Agriculture Minister Mutorwa urged the local community to jealously guard the Nghishongwa Earth Dam infrastructure that was made possible by the American taxpayers, reminding them that Namibia was a very dry country and that water meant life for them and their livestock. “This dam will no doubt help improve the condition of your livestock and the farmers will get far better prices for their animals at the auctions,” the Minister said, adding that the government planned to take over from where MCA‐N had left off by constructing similar earth dams at selected settlements throughout the country.
Once again, he warned against theft and vandalism of the dam infrastructure. “There are solar panels and pumps. There is a fence around the dam. All these must be protected. If you take good care of this dam it will help you,” the Minister urged the communal farmers.
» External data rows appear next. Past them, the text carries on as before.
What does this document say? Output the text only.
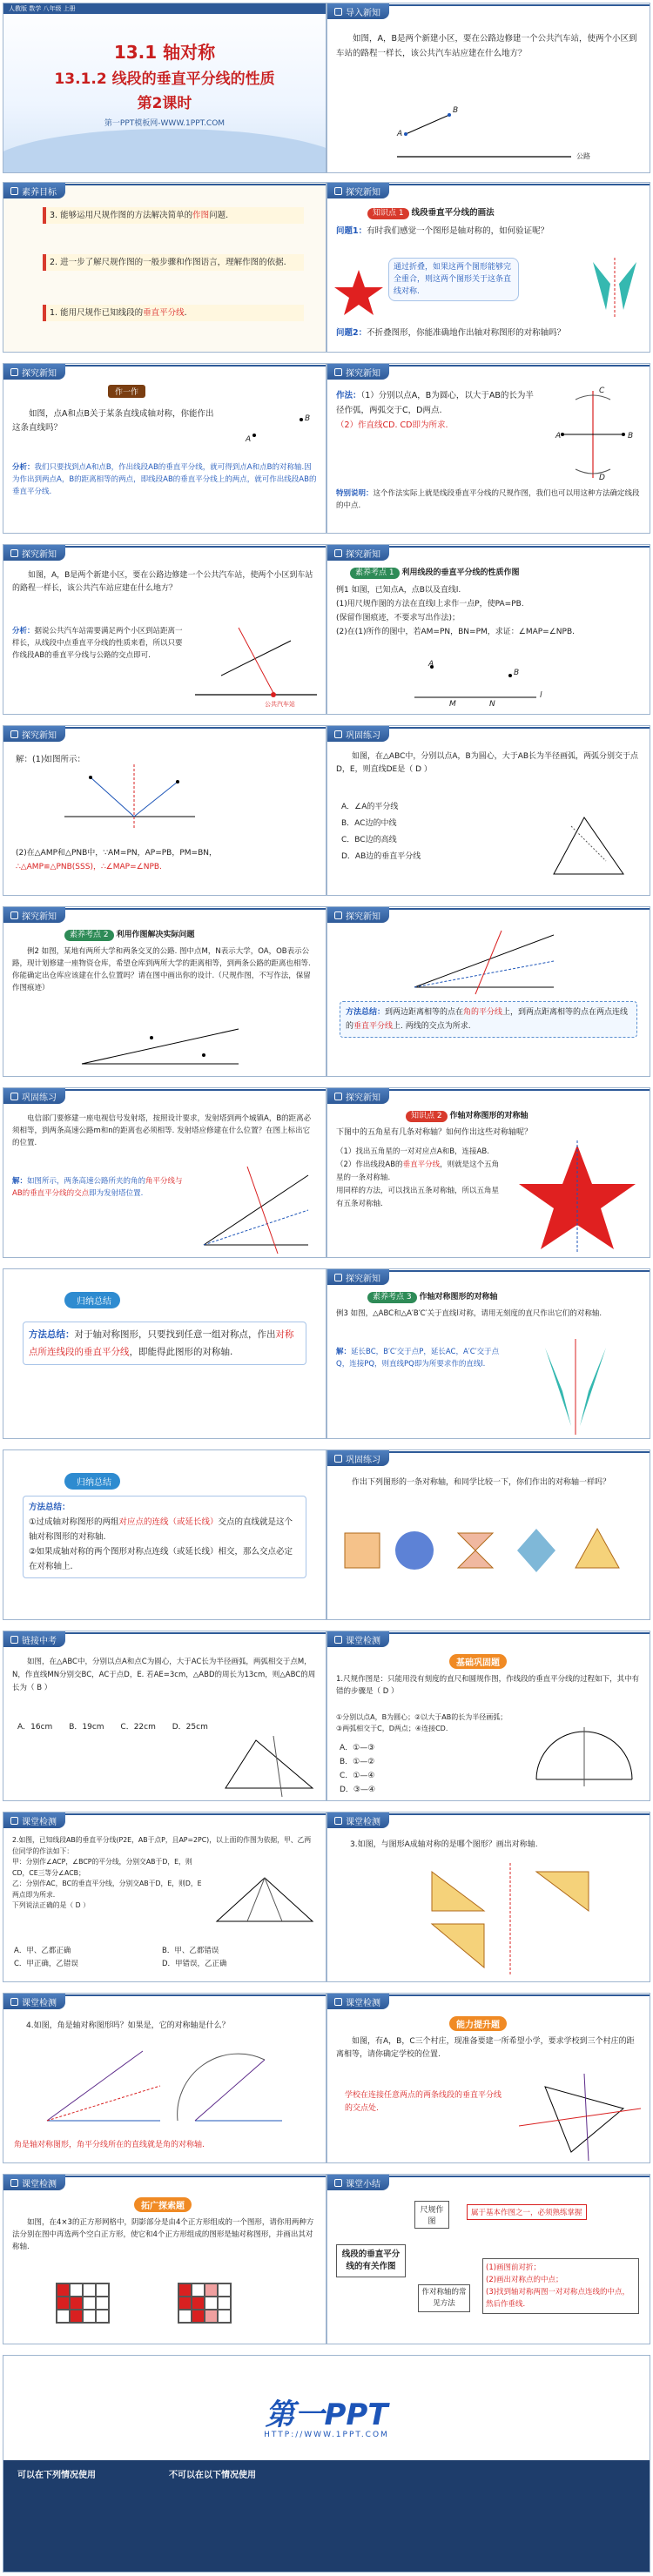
人教版 数学 八年级 上册
13.1 轴对称
13.1.2 线段的垂直平分线的性质
第2课时
第一PPT模板网-WWW.1PPT.COM
导入新知
如图，A，B是两个新建小区，要在公路边修建一个公共汽车站，使两个小区到车站的路程一样长，该公共汽车站应建在什么地方？
A
B
公路
素养目标
3. 能够运用尺规作图的方法解决简单的作图问题.
2. 进一步了解尺规作图的一般步骤和作图语言，理解作图的依据.
1. 能用尺规作已知线段的垂直平分线.
探究新知
知识点 1 线段垂直平分线的画法
问题1：有时我们感觉一个图形是轴对称的，如何验证呢？
通过折叠，如果这两个图形能够完全重合，则这两个图形关于这条直线对称.
问题2：不折叠图形，你能准确地作出轴对称图形的对称轴吗？
探究新知
作一作
如图，点A和点B关于某条直线成轴对称，你能作出这条直线吗？
A
B
分析：我们只要找到点A和点B，作出线段AB的垂直平分线，就可得到点A和点B的对称轴.因为作出到两点A，B的距离相等的两点，即线段AB的垂直平分线上的两点，就可作出线段AB的垂直平分线.
探究新知
作法：（1）分别以点A，B为圆心，以大于AB的长为半径作弧，两弧交于C，D两点.
（2）作直线CD. CD即为所求.
A	B
C
D
特别说明：这个作法实际上就是线段垂直平分线的尺规作图，我们也可以用这种方法确定线段的中点.
探究新知
如图，A，B是两个新建小区，要在公路边修建一个公共汽车站，使两个小区到车站的路程一样长，该公共汽车站应建在什么地方？
分析：据说公共汽车站需要满足两个小区到站距离一样长，从线段中点垂直平分线的性质来看，所以只要作线段AB的垂直平分线与公路的交点即可.
公共汽车站
探究新知
素养考点 1 利用线段的垂直平分线的性质作图
例1 如图，已知点A，点B以及直线l.
(1)用尺规作图的方法在直线l上求作一点P，使PA=PB.
(保留作图痕迹，不要求写出作法)；
(2)在(1)所作的图中，若AM=PN，BN=PM，求证：∠MAP=∠NPB.
A
B
M	N
l
探究新知
解：(1)如图所示：
(2)在△AMP和△PNB中，∵AM=PN，AP=PB，PM=BN，
∴△AMP≌△PNB(SSS)，∴∠MAP=∠NPB.
巩固练习
如图，在△ABC中，分别以点A，B为圆心，大于AB长为半径画弧，两弧分别交于点D，E，则直线DE是（ D ）
A．∠A的平分线
B．AC边的中线
C．BC边的高线
D．AB边的垂直平分线
探究新知
素养考点 2 利用作图解决实际问题
例2 如图，某地有两所大学和两条交叉的公路. 图中点M，N表示大学，OA，OB表示公路，现计划修建一座物资仓库，希望仓库到两所大学的距离相等，到两条公路的距离也相等. 你能确定出仓库应该建在什么位置吗？请在图中画出你的设计.（尺规作图，不写作法，保留作图痕迹）
探究新知
方法总结：到两边距离相等的点在角的平分线上，到两点距离相等的点在两点连线的垂直平分线上. 两线的交点为所求.
巩固练习
电信部门要修建一座电视信号发射塔，按照设计要求，发射塔到两个城镇A，B的距离必须相等，到两条高速公路m和n的距离也必须相等. 发射塔应修建在什么位置？在图上标出它的位置.
解：如图所示，两条高速公路所夹的角的角平分线与AB的垂直平分线的交点即为发射塔位置.
探究新知
知识点 2 作轴对称图形的对称轴
下图中的五角星有几条对称轴？如何作出这些对称轴呢？
（1）找出五角星的一对对应点A和B，连接AB.
（2）作出线段AB的垂直平分线，则就是这个五角星的一条对称轴.
用同样的方法，可以找出五条对称轴，所以五角星有五条对称轴.
归纳总结
方法总结：对于轴对称图形，只要找到任意一组对称点，作出对称点所连线段的垂直平分线，即能得此图形的对称轴.
探究新知
素养考点 3 作轴对称图形的对称轴
例3 如图，△ABC和△A′B′C′关于直线l对称，请用无刻度的直尺作出它们的对称轴.
解：延长BC，B′C′交于点P，延长AC，A′C′交于点Q，连接PQ，则直线PQ即为所要求作的直线l.
归纳总结
方法总结：
①过成轴对称图形的两组对应点的连线（或延长线）交点的直线就是这个轴对称图形的对称轴.
②如果成轴对称的两个图形对称点连线（或延长线）相交，那么交点必定在对称轴上.
巩固练习
作出下列图形的一条对称轴，和同学比较一下，你们作出的对称轴一样吗？
链接中考
如图，在△ABC中，分别以点A和点C为圆心，大于AC长为半径画弧，两弧相交于点M，N，作直线MN分别交BC，AC于点D，E. 若AE=3cm，△ABD的周长为13cm，则△ABC的周长为（ B ）
A．16cm B．19cm C．22cm D．25cm
课堂检测
基础巩固题
1.尺规作图是：只能用没有刻度的直尺和圆规作图，作线段的垂直平分线的过程如下，其中有错的步骤是（ D ）
①分别以点A，B为圆心；②以大于AB的长为半径画弧；③两弧相交于C，D两点；④连接CD.
A．①—③
B．①—②
C．①—④
D．③—④
课堂检测
2.如图，已知线段AB的垂直平分线(P2E，AB于点P，且AP=2PC)，以上面的作图为依据，甲、乙两位同学的作法如下：
甲：分别作∠ACP，∠BCP的平分线，分别交AB于D，E，则CD，CE三等分∠ACB；
乙：分别作AC，BC的垂直平分线，分别交AB于D，E，则D，E两点即为所求.
下列说法正确的是（ D ）
A．甲、乙都正确	B．甲、乙都错误
C．甲正确，乙错误	D．甲错误，乙正确
课堂检测
3.如图，与图形A成轴对称的是哪个图形？画出对称轴.
课堂检测
4.如图，角是轴对称图形吗？如果是，它的对称轴是什么？
角是轴对称图形，角平分线所在的直线就是角的对称轴.
课堂检测
能力提升题
如图，有A，B，C三个村庄，现准备要建一所希望小学，要求学校到三个村庄的距离相等，请你确定学校的位置.
学校在连接任意两点的两条线段的垂直平分线的交点处.
课堂检测
拓广探索题
如图，在4×3的正方形网格中，阴影部分是由4个正方形组成的一个图形，请你用两种方法分别在图中再选两个空白正方形，使它和4个正方形组成的图形是轴对称图形，并画出其对称轴.
课堂小结
线段的垂直平分线的有关作图
尺规作图
属于基本作图之一，必须熟练掌握
作对称轴的常见方法
(1)画图前对折；
(2)画出对称点的中点；
(3)找到轴对称两图一对对称点连线的中点，然后作垂线.
第一PPT
HTTP://WWW.1PPT.COM
可以在下列情况使用	不可以在以下情况使用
U.S. Embassy Chargé d’Affaires, John Kowalski, said the U.S. Government recognised the lasting benefits of creating opportunity for hard‐working Namibians to help themselves ‐ and by doing so, to build a stronger Namibia.
“The Nghishongwa Dam is one of the many stunning successes improving economic potential of Namibians in the Northern Communal Areas. When the MCC/MCA‐N teams came to this area to introduce better methods for managing livestock resources and especially rangeland resources, farmers said loud and clear that ‘without water, new methods for managing rangeland will not work’. This dam is proof that your voices were heard,” stressed the U.S. Government representative.